On commence par le premier stand, le gyrophare Amazone. Mais malgré les nombreuses personnes qui s’en occupent, impossible de parler à qui que ce soit tant il y a foule. 14h, 15h, 16heures : ce n’est même pas la peine d’y penser, si les heures défilent, le monde, lui, reste. 17h30, hourra, une conseillère se libère ! Finalement, ne parler à personne n’était peut-être pas si mal que ça. Sourire Darty, énumération des qualités du produit ou encore ton commercial, quand les questions ne portent pas sur son bijou numérique, la représentante du géant américain est perdue et s’en va. Oui, oui, vous avez bien lu, elle s’en va tout simplement. Derrière, le stand Pocketbook et sa liseuse étanche. Cette fois, le vendeur est très sympathique. Si vous êtes perplexe au premier abord, si vous vous rappelez de votre ancienne montre censée être étanche qui, une fois dans l’eau s’avérait ne plus l’être, ce n’est pas le cas ici. Le conseiller vous propose même de tester le produit vous-même. Trois bassins sont à votre disposition pour faire faire trempette à votre tablette. Chez Booken, deux stands plus loin, l’étudiant aux grands yeux bleus en charge du stand nous confie que « le livre papier n’est absolument pas mort » et qu’il en est le premier client.

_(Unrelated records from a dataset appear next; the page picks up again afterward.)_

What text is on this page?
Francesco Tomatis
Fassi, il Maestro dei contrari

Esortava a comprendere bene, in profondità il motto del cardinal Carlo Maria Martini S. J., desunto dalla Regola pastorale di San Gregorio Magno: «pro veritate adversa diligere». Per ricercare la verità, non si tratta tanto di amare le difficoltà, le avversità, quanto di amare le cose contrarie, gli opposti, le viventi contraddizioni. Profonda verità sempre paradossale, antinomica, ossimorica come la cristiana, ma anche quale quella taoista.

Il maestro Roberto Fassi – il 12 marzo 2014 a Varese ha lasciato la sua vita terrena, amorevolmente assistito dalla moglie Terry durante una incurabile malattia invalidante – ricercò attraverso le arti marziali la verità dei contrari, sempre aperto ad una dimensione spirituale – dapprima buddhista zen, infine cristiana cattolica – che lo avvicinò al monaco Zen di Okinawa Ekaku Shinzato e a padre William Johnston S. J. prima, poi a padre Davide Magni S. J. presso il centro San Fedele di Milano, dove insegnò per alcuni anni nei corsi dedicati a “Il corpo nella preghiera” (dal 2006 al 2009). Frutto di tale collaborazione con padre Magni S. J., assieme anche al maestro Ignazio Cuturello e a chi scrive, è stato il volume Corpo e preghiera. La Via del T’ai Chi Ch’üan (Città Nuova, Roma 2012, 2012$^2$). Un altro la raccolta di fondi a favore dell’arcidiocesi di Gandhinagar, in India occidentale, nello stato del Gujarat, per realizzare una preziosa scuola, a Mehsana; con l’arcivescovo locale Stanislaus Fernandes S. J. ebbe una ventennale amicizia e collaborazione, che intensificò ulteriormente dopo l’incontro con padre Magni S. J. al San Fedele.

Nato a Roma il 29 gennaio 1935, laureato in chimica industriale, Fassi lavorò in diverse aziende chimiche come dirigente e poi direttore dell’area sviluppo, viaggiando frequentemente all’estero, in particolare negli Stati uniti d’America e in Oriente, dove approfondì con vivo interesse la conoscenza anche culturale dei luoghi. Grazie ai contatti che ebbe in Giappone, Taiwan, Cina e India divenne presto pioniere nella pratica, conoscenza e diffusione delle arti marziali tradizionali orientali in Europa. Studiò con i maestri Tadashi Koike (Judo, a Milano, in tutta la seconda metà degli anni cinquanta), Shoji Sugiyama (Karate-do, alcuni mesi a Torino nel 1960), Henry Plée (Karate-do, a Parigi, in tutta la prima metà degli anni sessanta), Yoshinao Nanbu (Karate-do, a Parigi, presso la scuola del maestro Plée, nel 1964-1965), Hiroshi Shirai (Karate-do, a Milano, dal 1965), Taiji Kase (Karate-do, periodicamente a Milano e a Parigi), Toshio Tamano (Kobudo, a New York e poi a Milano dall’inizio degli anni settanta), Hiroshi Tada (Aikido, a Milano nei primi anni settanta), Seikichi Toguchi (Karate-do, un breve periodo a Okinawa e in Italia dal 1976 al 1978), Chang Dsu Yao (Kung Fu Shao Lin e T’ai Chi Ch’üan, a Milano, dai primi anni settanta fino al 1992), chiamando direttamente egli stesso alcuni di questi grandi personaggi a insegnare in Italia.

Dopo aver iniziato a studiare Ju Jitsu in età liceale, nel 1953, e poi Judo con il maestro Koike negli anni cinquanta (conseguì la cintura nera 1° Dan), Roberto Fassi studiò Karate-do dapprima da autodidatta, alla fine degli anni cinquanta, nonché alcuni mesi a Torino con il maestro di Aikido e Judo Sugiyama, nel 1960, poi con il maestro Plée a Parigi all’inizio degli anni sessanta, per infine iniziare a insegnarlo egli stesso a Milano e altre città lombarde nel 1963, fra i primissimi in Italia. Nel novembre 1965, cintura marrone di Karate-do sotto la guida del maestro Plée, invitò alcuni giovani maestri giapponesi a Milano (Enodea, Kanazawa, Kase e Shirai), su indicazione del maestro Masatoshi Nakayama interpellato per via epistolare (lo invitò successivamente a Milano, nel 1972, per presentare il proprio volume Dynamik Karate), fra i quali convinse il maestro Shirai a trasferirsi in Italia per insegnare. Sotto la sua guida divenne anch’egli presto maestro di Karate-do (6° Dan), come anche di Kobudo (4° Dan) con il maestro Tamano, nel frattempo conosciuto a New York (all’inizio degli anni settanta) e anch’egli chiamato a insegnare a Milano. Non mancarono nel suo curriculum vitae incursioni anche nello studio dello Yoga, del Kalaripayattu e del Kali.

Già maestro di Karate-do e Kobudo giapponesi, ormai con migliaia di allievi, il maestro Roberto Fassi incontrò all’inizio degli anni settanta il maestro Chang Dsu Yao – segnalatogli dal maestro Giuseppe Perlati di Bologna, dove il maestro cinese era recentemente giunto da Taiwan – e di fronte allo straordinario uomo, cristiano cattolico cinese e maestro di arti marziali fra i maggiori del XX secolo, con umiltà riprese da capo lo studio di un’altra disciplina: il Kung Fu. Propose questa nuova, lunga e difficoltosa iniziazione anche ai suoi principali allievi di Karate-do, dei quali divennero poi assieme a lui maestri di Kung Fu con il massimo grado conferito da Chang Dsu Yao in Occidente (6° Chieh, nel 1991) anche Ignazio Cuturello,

 Je suis étudiant en commerce et je travaille pour cette boite, mais en réalité, moi les livres, je les lis sur un support papier
Son patron, lui, considère que « les liseuses sont le futur du livre », et que les deux marchés sont complémentaires. Selon lui, « tout est une question d’équilibre » mais c’est vrai qu’il a « peur pour l’avenir du livre papier ». Dans l’aile numérique, de l’autre côté des Booken, Pocketbook et compagnie, on trouve des studios de création. Une fois lancé, le représentant de l’équipe Rosalis ne peut plus s’arrêter. « Le papier en général prend un sacré coup avec l’arrivée du numérique. » Selon lui il a besoin de renouveau s’il veut « continuer à exister ». Les générations futures ? « Elles apprendront à lire à l’école sur des liseuses ». Il raconte, son fils de sept ans est déjà initié et l’a adopté. Il plaisante même : « il faudrait déjà que les générations futures lisent ! » Chez Zebook, c’est un garçon tout timide qui vient nous expliquer que « non, le livre numérique ne remplacera pas le livre. » « Le livre n’a pas de batterie, on peut tourner les pages, le sentir, le mettre dans sa bibliothèque, c’est un objet, la tablette est un gadget. Mais c’est un gadget utile. » La visite continue, au fond du salon, tous les groupes scolaires sont réunis. Passionnés par l’exposition, ils sont tous assis par terre entre la cafeteria et le bar à huitres. Certains sont mêmes allongés et dorment. Un peu plus loin, un représentant de la Bibliothèque nationale de France nous explique que la bibliothèque aussi évolue avec le numérique.
Aujourd’hui, la demande est de plus en plus forte et les bibliothèque doivent s’adapter. Le modèle de la «bibliothèque du futur », sera plus un lieu de rencontre, de partage qu’actuellement et le numérique en fera partie.
 Mais selon lui, le papier n’est pas mort et de toute façon, « il y a tellement d’ouvrages qu’il est impossible de tout numériser ». Au stand des bandes dessinées, on découvre que le numérique fait également son entrée. Mais le grand moustachu qui nous en parle est assez mesuré : « Ce n’est pas la même chose que pour le livre, une bande dessinée est avant tout un objet presque de « décoration ». Même si on s’aperçoit que le numérique, arrive progressivement ». Les avis sont partagés, les points de vue divergents mais en attendant, le livre n’est pas mort, le papier existe encore.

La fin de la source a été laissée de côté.